The ET accepted that there was a genuine redundancy situation in September 2018, but considered that Mr Mott "…raising his concerns about the staffing levels and their impact had a more than trivial impact on the decision to provisionally select him for redundancy.” The ET concluded that Mr Mott's dismissal was automatically unfair.

The EAT Decision

Secure Care appealed the decision. The EAT found that the ET had erred on two counts:

  • First, the ET had applied the wrong legal test in the case. Instead of considering whether the protected disclosures 'materially influenced' the Secure Care's treatment of Mr Mott (which should only be used for claims for whistleblowing detriment, short of dismissal), the ET should have considered whether the protected disclosures were the 'sole or principal reason' for dismissal.
  • Second, the ET failed to confine its consideration to the effect of just the three identified protected disclosures. Instead, the ET considered the combined impact of all nine disclosures alleged by Mr Mott.

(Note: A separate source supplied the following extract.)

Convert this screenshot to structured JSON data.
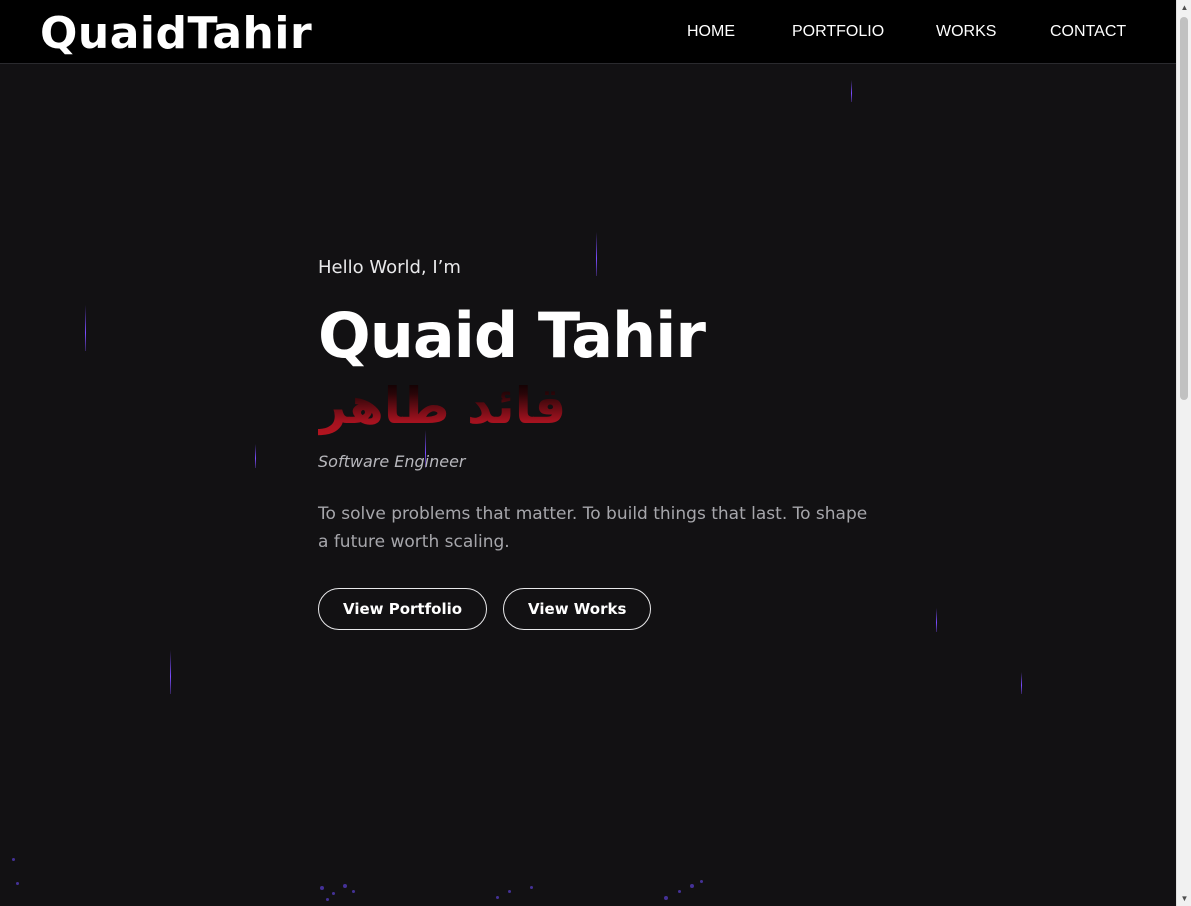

As a result the case was remitted to the employment tribunal.

Best Practice

This case is a useful reminder of the test for causation that will be applied in claims for automatic unfair dismissal as a result of making a protected disclosure - the protected disclosure(s) must be the sole or principal reason for dismissal. These cases are complicated and employers should always seek legal advice when conducting business reorganisations, particularly where an affected employee has raised grievances which may amount to protected disclosures.